Although Heldenbrand appreciates the work of anthropologists and linguists in the service of missions, he points out the grave dangers to the missionary program in present efforts to accommodate the distortion of Scripture, and the confusion of God’s kingdom with socialistic programs. He sees “bending the Bible to accommodate” the world’s ethical and moral systems, and “the doctrines and practices of non-Christian religions.” He sees anthropology replacing the Scriptures, the gospel doctrines perverted, and the new birth being reduced to social conversion. We need “a full view of Scripture” as the proper basis for foreign missions, and sound doctrine as the pre-condition of effective evangelism.
In the New Testament, the famous confession of Peter (Matthew 16:16ff.; cf. Mark 8:29ff., Luke 9:20ff.) that Jesus is the Son of God, leading to the promise that on this “rock” the Lord will build His church, is followed almost immediately by Peter’s interruption and objection to the Lord’s announcement of His suffering and death. To this the Lord responds with the sharpest rebuke imaginable, “Get behind me, Satan! You are a stumbling block to Me; for you are not setting your mind on God’s interests, but man’s.” The sternness of the Lord’s warning seems shockingly harsh un til we consider that what was really happening was the devil’s effort to radically pervert the gospel in the testimony of one just designated to be a leading missionary!
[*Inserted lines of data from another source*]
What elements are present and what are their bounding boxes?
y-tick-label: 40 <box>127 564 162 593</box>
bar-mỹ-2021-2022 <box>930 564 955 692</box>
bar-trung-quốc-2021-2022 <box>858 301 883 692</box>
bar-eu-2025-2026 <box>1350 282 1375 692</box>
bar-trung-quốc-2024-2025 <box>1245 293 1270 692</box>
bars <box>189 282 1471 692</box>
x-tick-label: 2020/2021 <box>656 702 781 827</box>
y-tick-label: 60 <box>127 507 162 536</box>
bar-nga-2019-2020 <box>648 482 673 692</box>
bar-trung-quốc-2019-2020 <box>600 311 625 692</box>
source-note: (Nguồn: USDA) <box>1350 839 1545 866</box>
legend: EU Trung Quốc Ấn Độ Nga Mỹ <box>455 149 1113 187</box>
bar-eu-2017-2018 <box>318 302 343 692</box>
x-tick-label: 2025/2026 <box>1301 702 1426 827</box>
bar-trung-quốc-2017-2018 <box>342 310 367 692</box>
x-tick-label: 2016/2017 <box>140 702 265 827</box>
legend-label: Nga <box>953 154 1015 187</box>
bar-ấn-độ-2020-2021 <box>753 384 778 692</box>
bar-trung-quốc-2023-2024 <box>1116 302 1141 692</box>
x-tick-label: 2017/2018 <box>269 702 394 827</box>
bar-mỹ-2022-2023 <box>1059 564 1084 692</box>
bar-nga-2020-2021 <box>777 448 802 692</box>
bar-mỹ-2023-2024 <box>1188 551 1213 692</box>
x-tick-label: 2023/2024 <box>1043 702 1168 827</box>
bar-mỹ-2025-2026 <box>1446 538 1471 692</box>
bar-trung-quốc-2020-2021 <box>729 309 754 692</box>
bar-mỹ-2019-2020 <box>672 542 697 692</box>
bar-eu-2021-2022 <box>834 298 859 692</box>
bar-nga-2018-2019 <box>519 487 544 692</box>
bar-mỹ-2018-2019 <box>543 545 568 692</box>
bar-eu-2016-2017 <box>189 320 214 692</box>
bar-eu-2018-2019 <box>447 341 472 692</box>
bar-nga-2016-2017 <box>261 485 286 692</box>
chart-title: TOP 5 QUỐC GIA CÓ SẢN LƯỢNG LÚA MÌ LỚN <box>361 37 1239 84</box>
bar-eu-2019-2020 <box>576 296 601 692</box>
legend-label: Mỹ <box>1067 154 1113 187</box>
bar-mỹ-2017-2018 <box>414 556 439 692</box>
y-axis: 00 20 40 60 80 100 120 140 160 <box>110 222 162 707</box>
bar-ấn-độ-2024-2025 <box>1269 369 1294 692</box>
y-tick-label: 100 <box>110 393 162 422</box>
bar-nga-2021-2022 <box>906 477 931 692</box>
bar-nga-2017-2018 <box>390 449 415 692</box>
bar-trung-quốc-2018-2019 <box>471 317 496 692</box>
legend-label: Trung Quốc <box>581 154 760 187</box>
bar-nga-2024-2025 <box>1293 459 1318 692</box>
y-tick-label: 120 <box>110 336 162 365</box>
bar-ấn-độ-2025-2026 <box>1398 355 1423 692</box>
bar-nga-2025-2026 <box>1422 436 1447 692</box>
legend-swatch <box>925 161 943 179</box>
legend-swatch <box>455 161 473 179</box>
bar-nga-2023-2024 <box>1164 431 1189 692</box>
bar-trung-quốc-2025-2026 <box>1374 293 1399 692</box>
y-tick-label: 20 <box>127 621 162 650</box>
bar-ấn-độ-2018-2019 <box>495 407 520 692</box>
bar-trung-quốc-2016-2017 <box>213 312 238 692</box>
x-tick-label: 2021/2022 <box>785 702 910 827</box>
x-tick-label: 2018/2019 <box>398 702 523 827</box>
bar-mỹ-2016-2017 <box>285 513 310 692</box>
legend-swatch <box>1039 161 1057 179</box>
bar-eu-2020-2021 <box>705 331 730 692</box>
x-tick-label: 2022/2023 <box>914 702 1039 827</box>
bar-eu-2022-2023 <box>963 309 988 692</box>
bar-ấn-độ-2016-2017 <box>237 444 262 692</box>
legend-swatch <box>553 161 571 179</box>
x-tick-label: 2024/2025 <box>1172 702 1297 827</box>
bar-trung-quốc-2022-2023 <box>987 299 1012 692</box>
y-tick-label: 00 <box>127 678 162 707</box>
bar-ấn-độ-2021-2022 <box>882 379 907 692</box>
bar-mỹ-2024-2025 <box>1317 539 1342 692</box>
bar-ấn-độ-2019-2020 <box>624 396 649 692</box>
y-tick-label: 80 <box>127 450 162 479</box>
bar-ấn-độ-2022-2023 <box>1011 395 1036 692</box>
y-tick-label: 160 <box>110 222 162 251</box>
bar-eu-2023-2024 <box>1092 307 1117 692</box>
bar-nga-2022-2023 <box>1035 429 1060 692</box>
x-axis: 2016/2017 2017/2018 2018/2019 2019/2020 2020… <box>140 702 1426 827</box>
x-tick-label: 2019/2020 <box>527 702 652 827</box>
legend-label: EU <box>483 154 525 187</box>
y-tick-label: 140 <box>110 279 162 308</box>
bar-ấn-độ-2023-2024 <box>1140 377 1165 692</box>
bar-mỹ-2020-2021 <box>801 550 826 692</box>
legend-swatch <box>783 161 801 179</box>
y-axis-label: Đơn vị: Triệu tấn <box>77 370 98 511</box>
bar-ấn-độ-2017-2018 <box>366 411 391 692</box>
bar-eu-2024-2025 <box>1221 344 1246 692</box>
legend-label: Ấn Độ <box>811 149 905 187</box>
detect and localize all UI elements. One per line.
The Lord’s stern warning has alerted the church throughout the centuries to the need to be always on guard against this constant tactic of the devil to pervert its testimony, especially through its missionary leaders. Mr. Heldenbrand performs an extremely valuable service in show ing how the current call for change from many sources—Karl Barth, linguistic theoreticians, Roman Catholic Liberals, Latin American Liberationists, World Council “contextualizers,” and now some ostensible “evangelicals,” converge in an attack on the integrity of the gospel no less serious than the more forthright attack of 60 years ago.
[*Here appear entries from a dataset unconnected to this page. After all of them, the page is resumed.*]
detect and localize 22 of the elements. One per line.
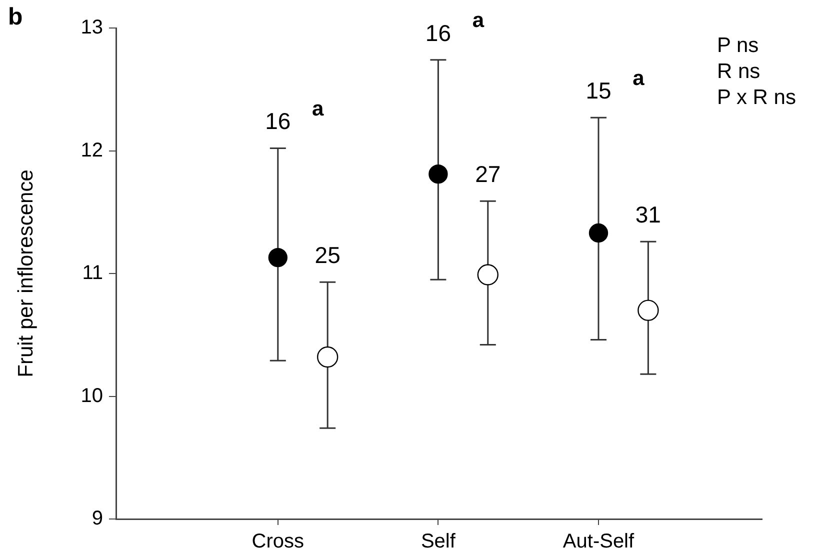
y-tick-label: 10: [80, 384, 103, 407]
annotation: 31: [635, 201, 661, 228]
x-tick-label: Aut-Self: [562, 530, 635, 553]
x-tick-label: Self: [420, 530, 456, 553]
y-tick-label: 13: [80, 16, 103, 39]
annotation: 27: [475, 160, 501, 187]
y-axis-title: Fruit per inflorescence: [14, 170, 38, 378]
annotation: 25: [314, 242, 340, 268]
annotation: R ns: [717, 60, 760, 83]
annotation: a: [472, 9, 484, 32]
y-tick-label: 9: [92, 508, 103, 530]
annotation: a: [312, 98, 324, 121]
annotation: 15: [586, 77, 612, 104]
annotation: a: [632, 66, 645, 90]
x-tick-label: Cross: [252, 530, 304, 553]
annotation: 16: [265, 108, 291, 134]
chart-title: b: [8, 4, 23, 31]
y-tick-label: 12: [80, 139, 103, 162]
y-tick-label: 11: [82, 262, 103, 284]
annotation: P x R ns: [717, 86, 796, 109]
annotation: P ns: [717, 34, 759, 57]
annotation: 16: [425, 20, 451, 46]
The Outlook has from time to time noted indications of this kind of thinking in our missionary, relief, ecumenical and educational programs. In the July 29, 1985 Banner, Calvin College history professor, Bert De Vries, in a full-page review, highly praises the book, Bridges to Islam by Phil Parshall, saying, “What I admire most about the book is the respect that it shows for Islam and Muslims. Parshall does not begin with traditional notions that Muslims are mistaken and stubborn; rather he sees in their religious practices a genuine yearning for and searching for God.” Although we need to be sympathetic in all our missionary contacts, we must not contradict the gospel in order to establish a point of contact. It is evident that neither the reviewer nor the author regard these Muslims as the Bible teaches us to regard all mankind, including ourselves: “All we like sheep have gone astray; we have turned everyone to his own way . . .” (Isaiah 53:6); “There is none who seeks for God” (Romans 3:11). Parshall is the writer who in his earlier book, New Paths in Muslim Evangelism (p. 175) suggested that since baptism is offensive to Muslims, missionaries consider substituting something else for it (Outlook, March, 1982, p.5).
May Heldenbrand’s timely alert, currently available for a mere $1.75, get a wide reading especially by many who are concerned with or involved in our missionary efforts.